I cried all night, but today I went about the house singing. I would not for the world let other people know how Walter has treated me. I will hide my broken heart under a smiling face bravely. But, oh, I am so miserable! Just as soon as I am old enough I mean to go away and be a trained nurse. There is nothing else left in life for me. Sara does not suspect that anything is wrong and I am so thankful she does not. She would not understand.

September Sixth.

Today I read this journal over and thought I would burn it, it is so silly. But on second thought I concluded to keep it as a reminder of how blind and selfish I was and how good Sara is. For I am happy again and everything is all right, thanks to Sara. The very day after our quarrel Walter left Atwater. He did not have to return to college for three weeks, but he went to visit some friends down in Charlotteville and I heard—Mollie Roach told me—Mollie Roach was always wild about Walter herself—that he was not coming back again, but would go right on to Marlboro from Charlotteville. I smiled squarely at Mollie as if I didn't care a particle, but I can't describe how I felt. I knew then that I had really been hoping that something would happen in three weeks to make our quarrel up. In a small place like Atwater people in the same set can't help meeting. But Walter had gone and I should never see him again, and what was worse I knew he didn't care or he wouldn't have gone.

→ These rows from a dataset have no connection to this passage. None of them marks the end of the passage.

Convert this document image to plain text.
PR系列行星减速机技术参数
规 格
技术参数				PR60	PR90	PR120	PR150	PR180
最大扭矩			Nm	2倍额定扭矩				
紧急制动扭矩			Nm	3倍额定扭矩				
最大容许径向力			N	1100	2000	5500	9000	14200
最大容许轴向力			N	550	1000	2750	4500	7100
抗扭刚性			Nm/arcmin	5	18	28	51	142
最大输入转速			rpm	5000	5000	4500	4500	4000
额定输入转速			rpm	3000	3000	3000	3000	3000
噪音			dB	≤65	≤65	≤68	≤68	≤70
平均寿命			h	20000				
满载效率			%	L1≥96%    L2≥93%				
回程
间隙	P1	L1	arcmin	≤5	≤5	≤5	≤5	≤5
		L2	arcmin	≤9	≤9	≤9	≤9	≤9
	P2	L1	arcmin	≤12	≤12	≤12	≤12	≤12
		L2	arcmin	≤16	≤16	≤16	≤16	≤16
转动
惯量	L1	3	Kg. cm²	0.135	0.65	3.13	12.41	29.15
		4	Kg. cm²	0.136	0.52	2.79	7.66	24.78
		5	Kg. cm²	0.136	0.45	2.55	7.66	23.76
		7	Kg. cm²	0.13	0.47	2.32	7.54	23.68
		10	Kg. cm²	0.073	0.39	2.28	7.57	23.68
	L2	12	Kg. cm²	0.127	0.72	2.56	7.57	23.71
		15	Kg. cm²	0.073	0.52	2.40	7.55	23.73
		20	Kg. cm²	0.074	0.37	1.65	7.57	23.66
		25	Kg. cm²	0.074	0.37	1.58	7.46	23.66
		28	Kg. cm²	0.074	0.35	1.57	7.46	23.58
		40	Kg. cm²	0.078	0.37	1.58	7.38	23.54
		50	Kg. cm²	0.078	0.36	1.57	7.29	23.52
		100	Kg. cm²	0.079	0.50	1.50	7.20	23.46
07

I bore it in silence for three weeks, but I will shudder to the end of my life when I remember those three weeks. Night before last Sara came up to my room where I was lying on my bed with my face in the pillow. I wasn't crying—I couldn't cry. There was just a dreadful dull ache in everything. Sara sat down on the rocker in front of the window and the sunset light came in behind her and made a sort of nimbus round her head, like a motherly saint's in a cathedral.

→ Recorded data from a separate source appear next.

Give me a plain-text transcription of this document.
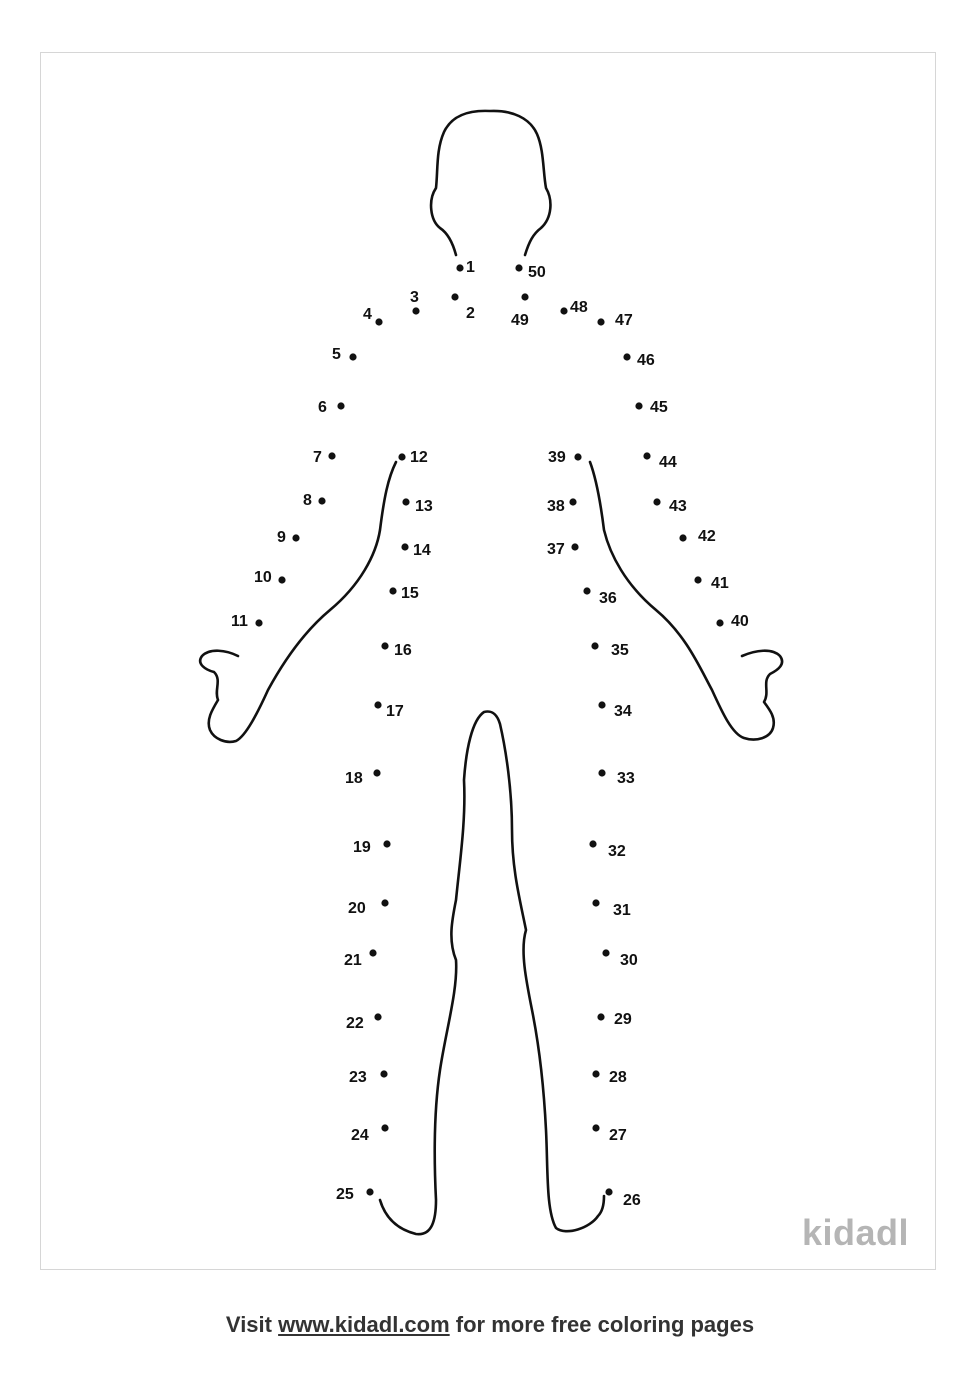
1
2
3
4
5
6
7
8
9
10
11
12
13
14
15
16
17
18
19
20
21
22
23
24
25	26
27
28
29
30
31
32
33
34
35
36
37
38
39
40
41
42
43
44
45
46
47
48
49
50
kidadl
Visit www.kidadl.com for more free coloring pages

"Beatrice," she said gently, "I want to know what the trouble is. You can't hide it from me that something is wrong. I've noticed it for some time. You don't eat anything and you cry all night—oh, yes, I know you do. What is it, dear?"

"Oh, Sara!"

I just gave a little cry, slipped from the bed to the floor, laid my head in her lap, and told her everything. It was such a relief, and such a relief to feel those good motherly arms around me and to realize that here was a love that would never fail me no matter what I did or how foolish I was. Sara heard me out and then she said, without a word of reproach or contempt, "It will all come out right yet, dear. Write to Walter and tell him you are sorry."

"Sara, I never could! He doesn't love me any longer—he said he hoped he'd never see me again."

"Didn't you say the same to him, child? He meant it as little as you did. Don't let your foolish pride keep you miserable."

"If Walter won't come back to me without my asking him he'll never come, Sara," I said stubbornly.